When the cool night breezes slipped about me and the toadingales in their distant wallows began a Bach cantata, my orange moon Florida came up where the sun had gone down. The night-blooming danderoses spilled their perfumes upon the indigo air, the stars came on like aluminum confetti, the ruby-shrouded candle sputtered on my table, the lobster was warm and buttery in my mouth and the champagne cold as the heart of an iceberg. I felt a certain sadness and the desire to say "I will be back" to this moment of time.
So I finished the lobster, the champagne, the sherbert, and I lit a cigar before I poured a snifter of Cognac, which, I have been told, is a barbaric practice. I toasted everything in sight to make up for it, and then poured a cup of coffee.
When I had finished, I rose and took a walk around that big, complex building, my home. I moved up to the bar on the West Terrace and sat there with a Cognac in front of me. After a time, I lit my second cigar. Then she appeared in the archway, automatically falling into a perfume-ad pose.
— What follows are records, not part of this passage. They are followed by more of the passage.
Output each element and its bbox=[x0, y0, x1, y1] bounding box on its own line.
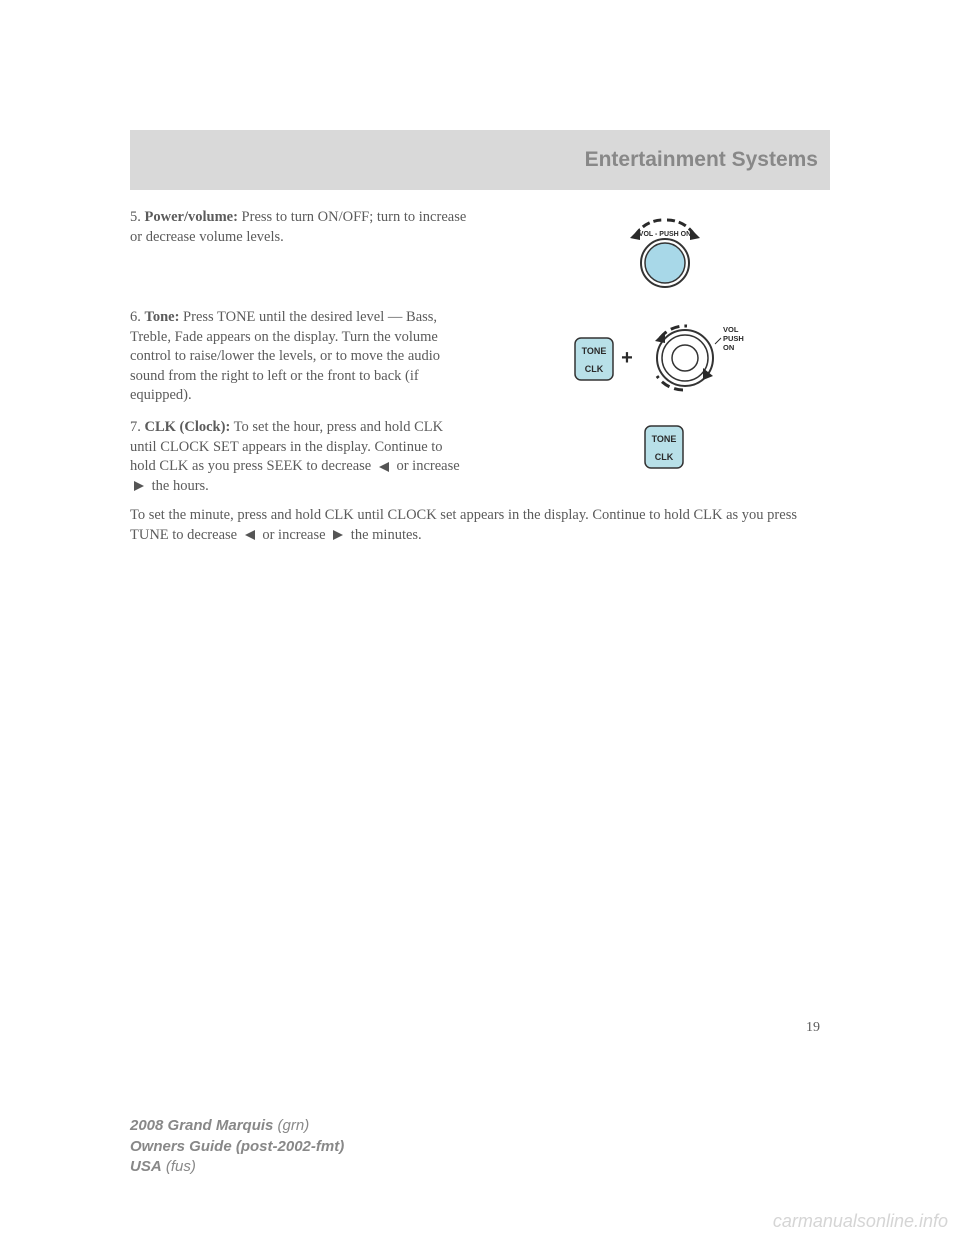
triangle-left-icon-2 bbox=[245, 530, 255, 540]
item-6-row: 6. Tone: Press TONE until the desired le… bbox=[130, 308, 830, 408]
item-7-num: 7. bbox=[130, 419, 141, 435]
item-5-icon-col: VOL - PUSH ON bbox=[470, 208, 830, 298]
item-6-icon-col: TONE CLK + VOL PUSH ON bbox=[470, 308, 830, 408]
svg-text:VOL: VOL bbox=[723, 325, 739, 334]
tone-controls-icon: TONE CLK + VOL PUSH ON bbox=[565, 308, 765, 408]
footer-line-2: Owners Guide (post-2002-fmt) bbox=[130, 1137, 344, 1157]
svg-text:ON: ON bbox=[723, 343, 734, 352]
item-7-rest3: the hours. bbox=[148, 478, 209, 494]
tail-1b: or increase bbox=[259, 527, 329, 543]
item-5-row: 5. Power/volume: Press to turn ON/OFF; t… bbox=[130, 208, 830, 298]
triangle-right-icon bbox=[134, 481, 144, 491]
footer-code-3: (fus) bbox=[162, 1158, 196, 1175]
volume-knob-icon: VOL - PUSH ON bbox=[605, 208, 725, 298]
page-number: 19 bbox=[806, 1020, 820, 1036]
item-7-bold: CLK (Clock): bbox=[145, 419, 231, 435]
triangle-left-icon bbox=[379, 462, 389, 472]
footer-code-1: (grn) bbox=[273, 1117, 309, 1134]
item-6-bold: Tone: bbox=[145, 309, 180, 325]
footer: 2008 Grand Marquis (grn) Owners Guide (p… bbox=[130, 1116, 344, 1177]
item-5-num: 5. bbox=[130, 209, 141, 225]
svg-text:VOL - PUSH ON: VOL - PUSH ON bbox=[639, 231, 691, 238]
item-6-num: 6. bbox=[130, 309, 141, 325]
section-title: Entertainment Systems bbox=[585, 148, 818, 172]
item-7-text: 7. CLK (Clock): To set the hour, press a… bbox=[130, 418, 470, 496]
svg-text:CLK: CLK bbox=[655, 452, 674, 462]
footer-region: USA bbox=[130, 1158, 162, 1175]
footer-line-1: 2008 Grand Marquis (grn) bbox=[130, 1116, 344, 1136]
item-5-text: 5. Power/volume: Press to turn ON/OFF; t… bbox=[130, 208, 470, 247]
item-7-row: 7. CLK (Clock): To set the hour, press a… bbox=[130, 418, 830, 496]
header-bar: Entertainment Systems bbox=[130, 130, 830, 190]
tone-clk-button-icon: TONE CLK bbox=[635, 418, 695, 478]
watermark: carmanualsonline.info bbox=[773, 1211, 948, 1232]
svg-text:TONE: TONE bbox=[582, 346, 607, 356]
footer-model: 2008 Grand Marquis bbox=[130, 1117, 273, 1134]
tail-paragraph: To set the minute, press and hold CLK un… bbox=[130, 506, 830, 545]
page: Entertainment Systems 5. Power/volume: P… bbox=[0, 0, 960, 1242]
tail-1a: To set the minute, press and hold CLK un… bbox=[130, 507, 797, 543]
item-7-rest2: or increase bbox=[393, 458, 460, 474]
svg-text:PUSH: PUSH bbox=[723, 334, 744, 343]
item-7-icon-col: TONE CLK bbox=[470, 418, 830, 478]
item-5-bold: Power/volume: bbox=[145, 209, 238, 225]
svg-text:+: + bbox=[621, 347, 633, 369]
tail-1c: the minutes. bbox=[347, 527, 422, 543]
triangle-right-icon-2 bbox=[333, 530, 343, 540]
svg-text:TONE: TONE bbox=[652, 434, 677, 444]
footer-line-3: USA (fus) bbox=[130, 1157, 344, 1177]
svg-text:CLK: CLK bbox=[585, 364, 604, 374]
item-6-text: 6. Tone: Press TONE until the desired le… bbox=[130, 308, 470, 406]
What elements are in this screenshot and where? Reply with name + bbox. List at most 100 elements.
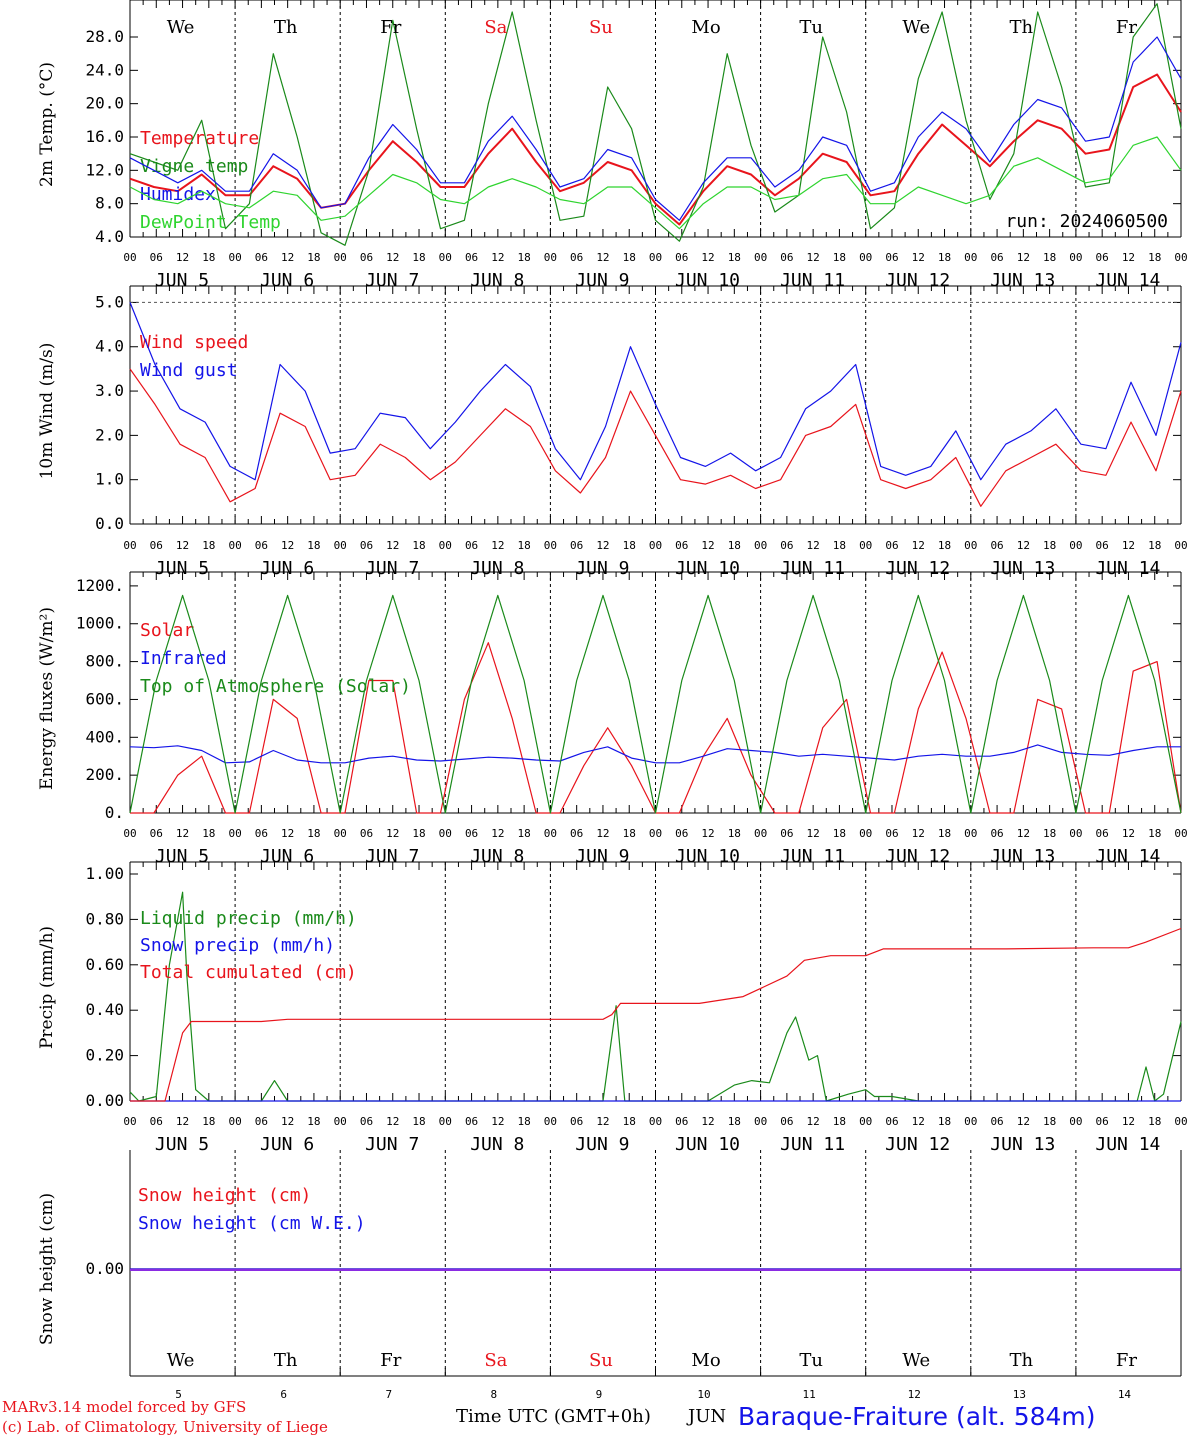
hour-tick-label: 12 (807, 539, 820, 552)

Lisa wore a soft, silky blue thing that foamed about her in the light of the terrace, all sparkles and haze. She had on white gloves and a diamond choker; she was ash-blonde, the angles and curves of her pale-pink lips drawn up so that there was a circle between them, and she tilted her head far to one side, one eye closed, the other squinting.
"Well-met by moonlight," she said, and the circle broke into a smile, sudden and dewy, and I had timed it so that the second moon, pure white, was rising then in the west. Her voice reminded me of a recording stuck on a passage at middle C. They don't record things on discs that stick that way any more, but even if no one else remembers, I do.